Springer Verlag und T-Online-Portal: Flirt mit Aussichten

Springer soll Interesse am Kauf von T-Online.de zeigen. Nur: Warum sollte die Telekom das erfolgreiche Portal verkaufen wollen?

Die Telekom strukturiert kräftig um, wie auch die Axel-Springer-AG. Bild: dpa

BERLIN taz | Der Axel-Springer-Konzern wolle der Deutschen Telekom das Onlineportal T-Online abkaufen, berichtete die Wirtschaftswoche kurz vor den Weihnachtstagen. Das wäre überraschend - und doch konsequent.

Denn beide, die Telekom und Springer, haben ihre Gestalt und ihr Portfolio in den vergangenen Jahren mehrfach gewandelt. Unter dem Druck der Digitalisierung sind sie dabei höchst unterschiedliche und zum Teil verworrene Wege gegangen, die sich mit dieser Übernahme begradigen ließen.

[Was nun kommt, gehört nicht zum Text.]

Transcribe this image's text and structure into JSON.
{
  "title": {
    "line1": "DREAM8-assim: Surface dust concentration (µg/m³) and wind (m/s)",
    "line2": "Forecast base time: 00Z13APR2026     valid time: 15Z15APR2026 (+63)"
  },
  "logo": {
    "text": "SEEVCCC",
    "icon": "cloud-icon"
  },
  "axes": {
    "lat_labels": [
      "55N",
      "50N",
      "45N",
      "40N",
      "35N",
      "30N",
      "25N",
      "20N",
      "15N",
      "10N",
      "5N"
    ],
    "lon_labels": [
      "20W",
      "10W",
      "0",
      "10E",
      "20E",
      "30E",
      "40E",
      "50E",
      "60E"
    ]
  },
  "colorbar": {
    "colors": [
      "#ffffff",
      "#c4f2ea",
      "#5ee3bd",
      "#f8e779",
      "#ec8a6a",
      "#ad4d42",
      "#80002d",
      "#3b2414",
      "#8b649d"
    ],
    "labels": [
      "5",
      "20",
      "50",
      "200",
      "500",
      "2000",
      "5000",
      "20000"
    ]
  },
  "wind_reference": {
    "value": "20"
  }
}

T-Online ist nicht mehr das Internetzugangsgeschäft der Deutschen Telekom, wie es das bis 2006 war. Es geht bei den Verkaufsgesprächen ohnehin „nur" um das Onlineportal t-online.de. Das wiederum ist eine der reichweitenstärksten deutschen Internetseiten. Eine Vielzahl bunter Inhalte, die an Webauftritte von Boulevardblättern und Regionalzeitungen erinnern, umrahmt von vielen Telekomangeboten, das sind die Hauptzutaten des Portals.

Zugleich ist es aber auch der Zugang zu den Kundendiensten der Telekom - von E-Mails über Rechnung Online bis zu Beschwerdeformularen, im Telekomuniversum ist vor und hinter den Kulissen vieles miteinander verwoben. Warum aber sollte Axel Springer solch ein Portal erwerben?

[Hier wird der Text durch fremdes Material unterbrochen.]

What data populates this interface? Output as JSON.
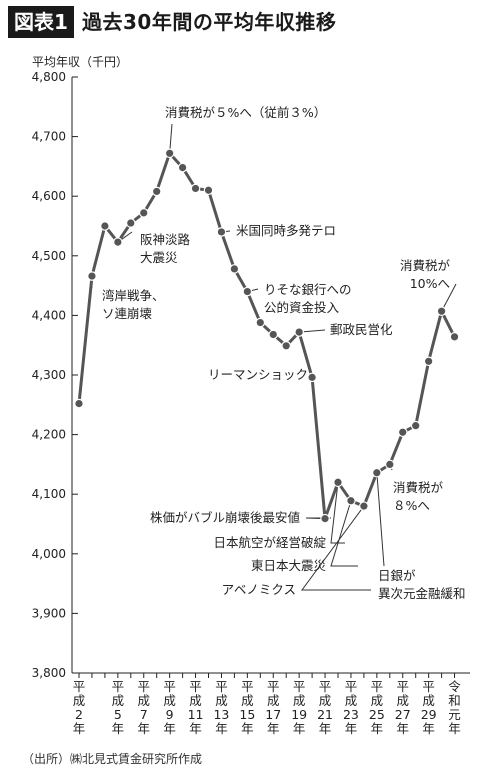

Springer ist längst kein klassisches Verlagshaus mehr. Der Konzern trennt sich zunehmend von Zeitungen und Zeitschriften, die nicht funktionieren. Mehr als die Hälfte des Umsatzes stamme aus dem Digitalgeschäft, meldete Springer im November stolz. Im Dezember folgte die Ankündigung, dass der Konzern wieder einmal umgewandelt werde, dieses Mal in eine Kommanditgesellschaft. Dadurch soll der Springerfamilie der Einfluss über das Geschäft erhalten, zugleich aber mehr Kapital herangeschafft werden - denn der Konzern möchte digital weiter expandieren. Genau in dieses Vorhaben würde ein Kauf von T-Online.de gut passen.

49,4 Prozent der Deutschen im Netz, also 27,5 Millionen Nutzer, hätten t-online.de im September aufgesucht, so die Arbeitsgemeinschaft Onlineforschung (AGOF). Und das sind immerhin fast 11 Millionen mehr, als bild.de verzeichnen konnte. Springer plant offensichtlich, sich in Deutschland als Marktführer bei digitalen Angebote so zu platzieren, dass niemand um ihre Seiten mehr herumkommt. Das kann auch als Ansage an andere große Anbieter im Netz, gerade auch aus Übersee verstanden werden. Die Seite dabei mit eigenen Inhalten zu befüttern und so die Kosten zu reduzieren, dürfte für den Springerkonzern ein leichtes sein.

Doch warum sollte die Telekom das Portal verkaufen wollen? Telekommunikationsnetze, Dienste über diese Netze und Angebote für Endverbraucher, diese drei Säulen bildeten die alte Strategie unter Rene Obermann, Vorstandvorsitzender der Telekom bis Ende 2013. Sein Nachfolger Thimotheus Höttges setzt nach Jahren, in denen sich die Firma im Netz ausprobiert hat, auf das Infrastrukturgeschäft und Dienste darüber.

Mit Endkunden will Höttges anscheinend nur noch im eigentlichen Telekommunikationsanschlussbereich zu tun haben, alles andere, vor allem die Content-Präsentation, sollen Dienstleister wie Spotify übernehmen. Mehrere Bezahlinhalte-Angebote stellte der Bonner Konzern in diesem Jahr schon ein. Damit diese Umstellung klappt, braucht die Telekom dringend Geld für Investitionen in die Netze. Dazu könnte zum Beispiel ein T-Online-Verkauf beitragen. Dann würden ihr die Kunden nicht davonlaufen - und ganz nebenbei künftig seltener auf t-online.de nach dem Beschwerdeformular suchen.